Spinosaurus, the First Water-Loving Dinosaur?
In April 2020, National Geographic reported the discovery of a water-loving dinosaur in the Moroccan Sahara with a snout like a modern crocodile and conical teeth to keep slippery fish from getting away. The fossilized skeleton, found in what would have been one of the abundant river systems that once covered this modern-day desert region, had several features that showed the cretaceous theropod was well equipped for aquatic life 95 to 100 million years ago.
The spinosaur not only had bones dense enough to help with buoyancy, but when paleontologists uncovered its tail, they found bony struts sticking out from the vertebrae. Reconstruction shows that this gave the spinosaur a tail like an oar, which could be used to propel the aquatic dinosaurs through the water. Furthermore, the articulation between the vertebrae showed that the kind of flexion this enabled was similar to that of other animals that swim.
Plesiosaurs, Still With Us Today?
Another recently uncovered Moroccan Sahara fossil shows that plesiosaurs were also aquatic dinosaurs. Science Direct describes how paleontologists found scattered bone and teeth remnants in the ancient river systems showing that these animals could also move between salt water and fresh water. The fossilized teeth indicate that plesiosaurs not only ate armored river fish but also spent a considerable amount of time living and hunting in fresh water. According to the BBC, plesiosaurs died out around 66 million years ago — but then again, maybe the myths about the Loch Ness Monster are true. (Spoiler alert: Probably not).
Mosasaurus, the Film Star
If you remember a particular film scene from a summer blockbuster about dinosaurs —where a giant water monster erupts from below to grab a great white shark before crashing back and showering the crowd with water, that’s the cinematic version of a mosasaurus. The real version was around 56 feet long (just over 17 meters), which is similar in size to a megalodon. The mosasaurus lived during the Cretaceous period, around 145.5 to 65.5 million years ago.

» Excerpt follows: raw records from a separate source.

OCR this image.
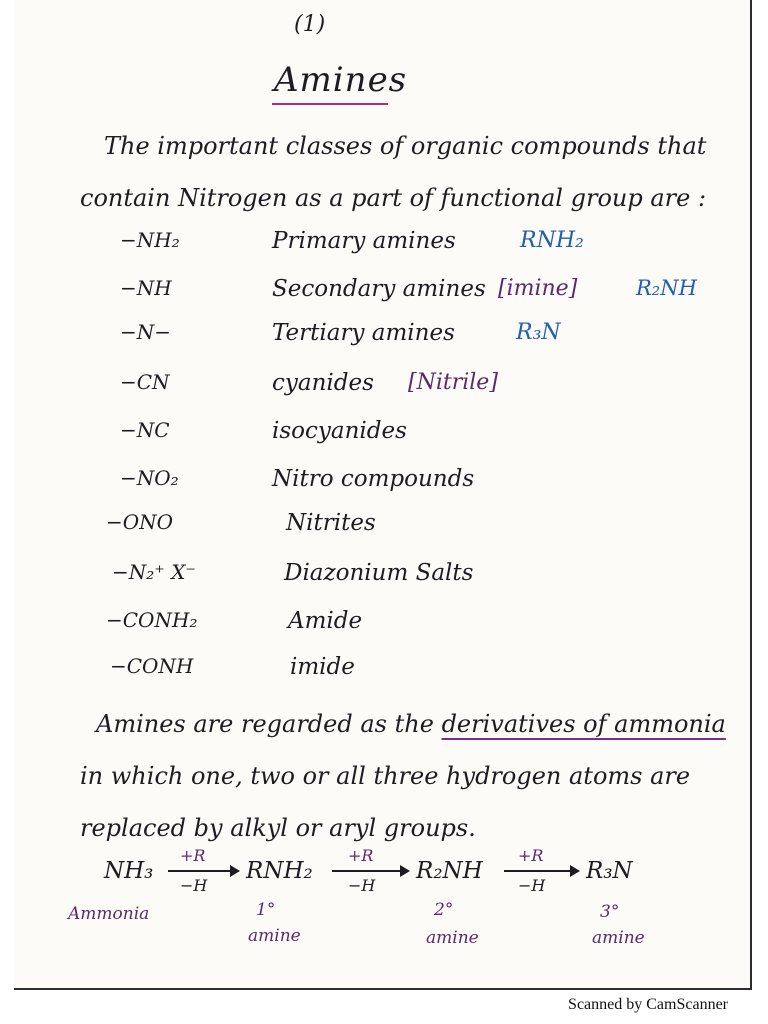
(1)
Amines
The important classes of organic compounds that
contain Nitrogen as a part of functional group are :
−NH₂	Primary amines	RNH₂
−NH	Secondary amines [imine]	R₂NH
−N−	Tertiary amines	R₃N
−CN	cyanides [Nitrile]
−NC	isocyanides
−NO₂	Nitro compounds
−ONO	Nitrites
−N₂⁺ X⁻	Diazonium Salts
−CONH₂	Amide
−CONH	imide
Amines are regarded as the derivatives of ammonia
in which one, two or all three hydrogen atoms are
replaced by alkyl or aryl groups.
NH₃
+R
−H
RNH₂
+R
−H
R₂NH
+R
−H
R₃N
Ammonia	1°
amine
2°
amine
3°
amine
Scanned by CamScanner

As NewsWeek notes, these weren’t truly dinosaurs but reptiles and distant relatives of today’s iguana. Science Daily describes fossil skeletons found in Morocco as having a short, wide muzzle and looking like a Komodo dragon with flippers. The fossil records of this species show a shark-like fin tail for moving through water, as well as a set of palatal teeth. This secondary row of huge conical teeth helped the Mosasaurus prevent prey from escaping once they were grabbed. Tooth evidence shows that the mosasaurus ate more than just fish, as damage to teeth and healed fractures in jaw bones show that larger animals were munched as prey, and that the mosasaurus lived a violent life as an ocean apex predator.

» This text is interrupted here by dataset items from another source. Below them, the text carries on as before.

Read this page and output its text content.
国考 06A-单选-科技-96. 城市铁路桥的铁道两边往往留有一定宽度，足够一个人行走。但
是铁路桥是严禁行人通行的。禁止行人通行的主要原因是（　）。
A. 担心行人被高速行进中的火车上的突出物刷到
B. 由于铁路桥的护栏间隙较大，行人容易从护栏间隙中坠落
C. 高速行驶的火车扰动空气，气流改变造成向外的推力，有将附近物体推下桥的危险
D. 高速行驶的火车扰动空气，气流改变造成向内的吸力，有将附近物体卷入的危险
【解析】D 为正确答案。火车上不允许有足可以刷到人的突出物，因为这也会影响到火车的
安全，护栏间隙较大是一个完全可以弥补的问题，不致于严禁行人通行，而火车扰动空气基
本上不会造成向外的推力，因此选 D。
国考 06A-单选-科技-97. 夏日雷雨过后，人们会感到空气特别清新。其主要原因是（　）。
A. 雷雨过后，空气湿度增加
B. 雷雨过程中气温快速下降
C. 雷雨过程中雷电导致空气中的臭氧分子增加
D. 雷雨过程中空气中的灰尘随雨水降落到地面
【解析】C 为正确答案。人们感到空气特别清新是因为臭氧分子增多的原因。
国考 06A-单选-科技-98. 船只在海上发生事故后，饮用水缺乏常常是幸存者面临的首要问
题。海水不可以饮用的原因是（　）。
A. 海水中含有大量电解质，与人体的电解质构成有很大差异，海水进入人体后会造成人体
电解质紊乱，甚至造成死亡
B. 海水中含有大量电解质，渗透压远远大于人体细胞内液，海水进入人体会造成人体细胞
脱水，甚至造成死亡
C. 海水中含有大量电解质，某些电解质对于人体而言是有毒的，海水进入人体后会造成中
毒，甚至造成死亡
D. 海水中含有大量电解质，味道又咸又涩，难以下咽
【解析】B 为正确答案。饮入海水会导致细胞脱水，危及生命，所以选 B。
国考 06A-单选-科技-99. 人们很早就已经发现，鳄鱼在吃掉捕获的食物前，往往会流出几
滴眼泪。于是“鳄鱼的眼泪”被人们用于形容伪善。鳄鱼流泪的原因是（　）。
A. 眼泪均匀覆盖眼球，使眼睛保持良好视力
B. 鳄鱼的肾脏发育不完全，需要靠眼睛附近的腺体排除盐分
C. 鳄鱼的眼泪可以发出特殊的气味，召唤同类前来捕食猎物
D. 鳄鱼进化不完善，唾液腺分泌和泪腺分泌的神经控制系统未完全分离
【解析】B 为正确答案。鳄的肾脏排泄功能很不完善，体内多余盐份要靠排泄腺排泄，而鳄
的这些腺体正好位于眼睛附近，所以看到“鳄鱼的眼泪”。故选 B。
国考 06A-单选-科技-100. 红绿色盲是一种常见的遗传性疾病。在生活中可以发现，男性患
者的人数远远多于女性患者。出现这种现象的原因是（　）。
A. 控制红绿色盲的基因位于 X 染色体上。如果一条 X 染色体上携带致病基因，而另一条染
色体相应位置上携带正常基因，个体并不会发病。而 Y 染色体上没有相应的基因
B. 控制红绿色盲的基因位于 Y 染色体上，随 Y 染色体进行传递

Ichthyosaur, the Sea Dragon
An ichthyosaur fossil found in a Rutland Water excavation in the UK shows that the 180-million-year-old sea dragon had a 2-meter (around 6 feet) skull that weighed around one metric ton (over 2,000 pounds). The 10-meter (around 33 feet) specimen is the largest, most complete ichthyosaur fossil skeleton ever found, though The Guardian notes that this species could be anywhere from 1 to 25 meters long. This prehistoric reptile, which was alive during the Jurassic period, became extinct around 90 million years ago.